The difference between the two has been documented by by many experiments. For example, during colonoscopies in the 1990’s, back when the procedure was unambiguously painful, subjects would record their pain every minute. If you think of the pain going over a bell curve over time (rising and falling symmetricall), an experience that stopped at the top of the curve would be better than one that road the curve over its entire path. Yet the remembered experience that stopped at the top would be remembered worse, because the diminution of pain at the lower ending point would make the longer experience with more total pain seem ‘better'.
People choose mainly between memories of experiences vs. just experiences, and generally prefer the memorizing self vs. the experiencing self.
You can predictably manipulate the remembered experiences by manipulating endings. In the colonoscopy case, just remember to draw the procedure out longer, making it slightly less painful every minute, even though the procedure is functionally over. Go on a 1 week vacation instead of 2, because you will remember the experience it the same, as the memory of going to Greece is basically allocated a unit regardless of length once you go over a couple of days. This explains why people generally like having children, and find them adding to their life’s satisfaction, yet generally don’t like playing or interacting with their children.

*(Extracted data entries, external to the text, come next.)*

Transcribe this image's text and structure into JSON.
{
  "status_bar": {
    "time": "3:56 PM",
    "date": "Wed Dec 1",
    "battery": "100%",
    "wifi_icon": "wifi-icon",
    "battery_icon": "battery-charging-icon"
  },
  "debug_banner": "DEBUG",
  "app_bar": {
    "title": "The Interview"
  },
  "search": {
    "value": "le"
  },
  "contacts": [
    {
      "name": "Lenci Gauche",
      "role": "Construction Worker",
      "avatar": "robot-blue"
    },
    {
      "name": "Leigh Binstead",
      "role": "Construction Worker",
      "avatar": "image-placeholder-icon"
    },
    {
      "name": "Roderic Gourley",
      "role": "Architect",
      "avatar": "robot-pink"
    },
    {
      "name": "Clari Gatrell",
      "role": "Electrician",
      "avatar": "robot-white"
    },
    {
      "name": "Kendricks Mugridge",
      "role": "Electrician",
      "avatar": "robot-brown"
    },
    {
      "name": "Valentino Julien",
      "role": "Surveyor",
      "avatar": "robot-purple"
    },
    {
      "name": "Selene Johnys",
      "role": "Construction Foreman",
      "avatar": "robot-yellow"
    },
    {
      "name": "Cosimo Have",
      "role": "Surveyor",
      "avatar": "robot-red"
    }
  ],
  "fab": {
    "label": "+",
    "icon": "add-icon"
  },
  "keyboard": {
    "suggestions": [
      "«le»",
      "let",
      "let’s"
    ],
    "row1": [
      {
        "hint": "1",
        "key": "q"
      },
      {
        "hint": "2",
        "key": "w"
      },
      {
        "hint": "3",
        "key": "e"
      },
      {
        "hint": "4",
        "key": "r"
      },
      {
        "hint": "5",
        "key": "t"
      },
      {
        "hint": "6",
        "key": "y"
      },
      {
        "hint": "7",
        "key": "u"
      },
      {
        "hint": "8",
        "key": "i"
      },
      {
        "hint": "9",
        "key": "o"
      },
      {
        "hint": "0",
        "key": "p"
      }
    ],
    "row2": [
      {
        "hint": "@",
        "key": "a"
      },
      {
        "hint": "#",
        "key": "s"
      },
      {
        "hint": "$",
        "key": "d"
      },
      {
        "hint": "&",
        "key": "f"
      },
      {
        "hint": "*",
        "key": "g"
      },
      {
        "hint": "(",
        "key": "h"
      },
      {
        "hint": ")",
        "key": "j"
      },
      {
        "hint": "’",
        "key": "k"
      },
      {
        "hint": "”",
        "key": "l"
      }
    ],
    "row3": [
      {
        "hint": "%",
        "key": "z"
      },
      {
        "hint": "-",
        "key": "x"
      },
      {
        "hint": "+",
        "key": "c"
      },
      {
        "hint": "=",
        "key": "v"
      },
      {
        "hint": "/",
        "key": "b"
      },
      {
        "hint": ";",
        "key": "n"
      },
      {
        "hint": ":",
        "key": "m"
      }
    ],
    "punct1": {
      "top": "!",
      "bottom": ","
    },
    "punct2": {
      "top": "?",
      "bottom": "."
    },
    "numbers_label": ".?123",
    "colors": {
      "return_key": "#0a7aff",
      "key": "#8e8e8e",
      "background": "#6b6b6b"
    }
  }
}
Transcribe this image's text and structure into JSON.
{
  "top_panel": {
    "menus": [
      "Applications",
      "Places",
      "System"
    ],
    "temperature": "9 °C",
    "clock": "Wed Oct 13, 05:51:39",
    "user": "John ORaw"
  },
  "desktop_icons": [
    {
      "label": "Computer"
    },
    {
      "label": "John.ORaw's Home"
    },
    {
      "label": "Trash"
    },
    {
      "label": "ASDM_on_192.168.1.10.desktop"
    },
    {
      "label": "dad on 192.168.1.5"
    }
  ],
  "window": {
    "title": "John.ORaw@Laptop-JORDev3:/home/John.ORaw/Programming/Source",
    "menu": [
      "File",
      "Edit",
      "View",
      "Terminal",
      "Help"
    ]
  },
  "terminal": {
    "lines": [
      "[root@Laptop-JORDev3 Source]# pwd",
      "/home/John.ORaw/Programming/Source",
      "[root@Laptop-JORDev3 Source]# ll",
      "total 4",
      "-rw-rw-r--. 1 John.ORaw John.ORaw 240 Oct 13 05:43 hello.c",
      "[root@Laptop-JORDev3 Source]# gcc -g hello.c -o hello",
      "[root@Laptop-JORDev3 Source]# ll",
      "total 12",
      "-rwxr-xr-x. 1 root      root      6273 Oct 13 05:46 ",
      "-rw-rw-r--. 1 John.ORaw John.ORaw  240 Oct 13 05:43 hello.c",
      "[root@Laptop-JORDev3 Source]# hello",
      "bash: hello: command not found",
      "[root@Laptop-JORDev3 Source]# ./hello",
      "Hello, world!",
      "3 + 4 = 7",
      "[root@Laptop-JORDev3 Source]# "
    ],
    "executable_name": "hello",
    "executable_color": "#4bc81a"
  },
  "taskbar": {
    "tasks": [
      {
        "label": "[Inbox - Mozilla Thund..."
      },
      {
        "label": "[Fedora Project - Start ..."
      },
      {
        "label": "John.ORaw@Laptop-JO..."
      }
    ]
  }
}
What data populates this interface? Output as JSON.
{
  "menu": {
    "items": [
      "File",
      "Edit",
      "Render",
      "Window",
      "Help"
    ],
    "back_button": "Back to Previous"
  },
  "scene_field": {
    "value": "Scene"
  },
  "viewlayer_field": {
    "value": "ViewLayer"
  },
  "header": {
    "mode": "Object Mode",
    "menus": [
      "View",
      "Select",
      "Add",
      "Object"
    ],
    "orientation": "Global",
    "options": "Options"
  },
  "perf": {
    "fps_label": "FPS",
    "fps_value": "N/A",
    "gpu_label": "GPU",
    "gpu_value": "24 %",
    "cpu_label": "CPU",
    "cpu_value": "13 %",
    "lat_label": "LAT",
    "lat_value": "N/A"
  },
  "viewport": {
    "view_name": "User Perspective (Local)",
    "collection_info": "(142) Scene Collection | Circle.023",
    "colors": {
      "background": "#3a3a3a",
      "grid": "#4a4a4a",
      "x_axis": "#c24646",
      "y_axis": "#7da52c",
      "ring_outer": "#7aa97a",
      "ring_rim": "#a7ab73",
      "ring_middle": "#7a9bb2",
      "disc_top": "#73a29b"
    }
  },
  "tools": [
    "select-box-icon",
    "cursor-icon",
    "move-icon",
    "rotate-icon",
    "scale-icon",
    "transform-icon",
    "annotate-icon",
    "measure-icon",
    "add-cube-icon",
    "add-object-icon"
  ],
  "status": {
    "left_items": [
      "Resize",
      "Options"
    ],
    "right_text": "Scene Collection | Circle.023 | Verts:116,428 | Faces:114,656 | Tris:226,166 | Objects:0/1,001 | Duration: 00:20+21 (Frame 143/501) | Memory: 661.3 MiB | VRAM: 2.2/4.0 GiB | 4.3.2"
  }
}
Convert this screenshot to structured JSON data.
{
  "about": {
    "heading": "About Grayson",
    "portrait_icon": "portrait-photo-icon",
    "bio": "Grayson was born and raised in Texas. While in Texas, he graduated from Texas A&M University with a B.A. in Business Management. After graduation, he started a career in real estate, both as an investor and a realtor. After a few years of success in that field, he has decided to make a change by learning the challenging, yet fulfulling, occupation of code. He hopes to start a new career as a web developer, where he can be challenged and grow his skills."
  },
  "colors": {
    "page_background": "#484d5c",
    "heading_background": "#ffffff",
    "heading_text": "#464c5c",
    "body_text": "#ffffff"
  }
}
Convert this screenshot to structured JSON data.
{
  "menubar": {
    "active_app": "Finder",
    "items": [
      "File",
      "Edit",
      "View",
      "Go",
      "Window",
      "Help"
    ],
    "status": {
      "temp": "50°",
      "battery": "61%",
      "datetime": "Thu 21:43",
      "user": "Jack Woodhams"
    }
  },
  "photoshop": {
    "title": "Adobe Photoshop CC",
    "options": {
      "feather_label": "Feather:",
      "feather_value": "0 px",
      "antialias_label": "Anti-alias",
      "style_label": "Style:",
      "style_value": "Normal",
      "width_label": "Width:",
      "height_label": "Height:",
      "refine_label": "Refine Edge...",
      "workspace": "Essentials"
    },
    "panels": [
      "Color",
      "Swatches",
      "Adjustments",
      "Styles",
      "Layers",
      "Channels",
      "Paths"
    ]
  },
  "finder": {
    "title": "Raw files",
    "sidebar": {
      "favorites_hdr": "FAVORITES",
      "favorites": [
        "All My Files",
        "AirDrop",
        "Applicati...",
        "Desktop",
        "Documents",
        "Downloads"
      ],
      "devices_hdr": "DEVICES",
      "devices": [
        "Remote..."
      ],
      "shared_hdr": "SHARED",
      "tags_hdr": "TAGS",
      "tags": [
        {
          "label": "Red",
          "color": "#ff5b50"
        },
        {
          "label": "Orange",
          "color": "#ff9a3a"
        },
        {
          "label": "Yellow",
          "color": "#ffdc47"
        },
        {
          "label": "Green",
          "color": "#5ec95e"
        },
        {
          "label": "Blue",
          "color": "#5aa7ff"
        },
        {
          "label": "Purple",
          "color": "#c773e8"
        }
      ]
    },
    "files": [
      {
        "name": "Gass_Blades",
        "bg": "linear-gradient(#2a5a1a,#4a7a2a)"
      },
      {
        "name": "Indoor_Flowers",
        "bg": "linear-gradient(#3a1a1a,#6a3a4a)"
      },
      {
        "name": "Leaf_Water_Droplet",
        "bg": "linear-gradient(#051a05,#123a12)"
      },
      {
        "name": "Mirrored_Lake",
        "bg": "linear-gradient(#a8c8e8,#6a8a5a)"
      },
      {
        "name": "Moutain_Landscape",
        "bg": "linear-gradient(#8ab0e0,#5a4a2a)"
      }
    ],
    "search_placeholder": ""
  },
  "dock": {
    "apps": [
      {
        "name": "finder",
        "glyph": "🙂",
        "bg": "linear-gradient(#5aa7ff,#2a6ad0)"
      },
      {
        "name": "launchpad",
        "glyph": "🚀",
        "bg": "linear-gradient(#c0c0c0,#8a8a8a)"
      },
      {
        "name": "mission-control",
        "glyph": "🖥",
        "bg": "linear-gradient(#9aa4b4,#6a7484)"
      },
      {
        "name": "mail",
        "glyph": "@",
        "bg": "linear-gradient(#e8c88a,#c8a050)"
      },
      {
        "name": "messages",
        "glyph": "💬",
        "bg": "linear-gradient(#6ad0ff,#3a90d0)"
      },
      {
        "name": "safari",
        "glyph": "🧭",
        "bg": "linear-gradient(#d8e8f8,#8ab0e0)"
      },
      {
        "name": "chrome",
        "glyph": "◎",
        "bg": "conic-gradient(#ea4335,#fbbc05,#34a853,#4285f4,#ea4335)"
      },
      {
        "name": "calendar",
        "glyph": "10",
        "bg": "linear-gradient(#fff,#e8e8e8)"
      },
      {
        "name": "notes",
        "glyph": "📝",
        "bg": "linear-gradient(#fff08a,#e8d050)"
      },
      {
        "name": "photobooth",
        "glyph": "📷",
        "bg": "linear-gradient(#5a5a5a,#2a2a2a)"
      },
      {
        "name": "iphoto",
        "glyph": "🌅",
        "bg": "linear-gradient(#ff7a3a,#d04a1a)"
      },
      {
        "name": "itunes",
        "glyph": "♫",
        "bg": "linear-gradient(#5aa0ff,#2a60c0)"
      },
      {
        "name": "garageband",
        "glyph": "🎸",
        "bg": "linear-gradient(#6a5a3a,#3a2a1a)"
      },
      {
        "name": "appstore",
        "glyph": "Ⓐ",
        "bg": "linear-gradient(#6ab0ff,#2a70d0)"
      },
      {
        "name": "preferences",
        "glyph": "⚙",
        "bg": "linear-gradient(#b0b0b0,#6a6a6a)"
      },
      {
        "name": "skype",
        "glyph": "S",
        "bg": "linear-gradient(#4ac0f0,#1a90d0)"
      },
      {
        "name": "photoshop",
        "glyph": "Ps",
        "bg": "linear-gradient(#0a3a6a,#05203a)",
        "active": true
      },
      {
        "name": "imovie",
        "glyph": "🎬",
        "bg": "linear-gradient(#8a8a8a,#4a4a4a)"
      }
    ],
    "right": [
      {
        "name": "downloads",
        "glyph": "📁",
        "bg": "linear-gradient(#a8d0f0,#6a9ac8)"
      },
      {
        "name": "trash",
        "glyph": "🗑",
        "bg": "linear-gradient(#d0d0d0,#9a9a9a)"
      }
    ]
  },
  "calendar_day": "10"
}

Anyway, listen to the talk, it’s very interesting (though I just told you the main points).
"Remembered happiness" is the sort of happiness that Aristotle focused on in his work on ethics. Big picture happiness with one's life as opposed to momentary pleasures. Many people try to use the latter to compensate weakness on the former.
I wonder whether it is that simple. Overall evaluation is more than just remembering (let alone some kind of integral over momentary feelings).
By the way, if "People choose mainly between memories of experiences", how do they choose between things they have never experienced?
Well, I had "People choose mainly between memories of experiences, vs. just experiences"
and changed it too
"People choose mainly between memories of experiences vs. just experiences"
I have bad grammar, mainly because I'm not meticulous.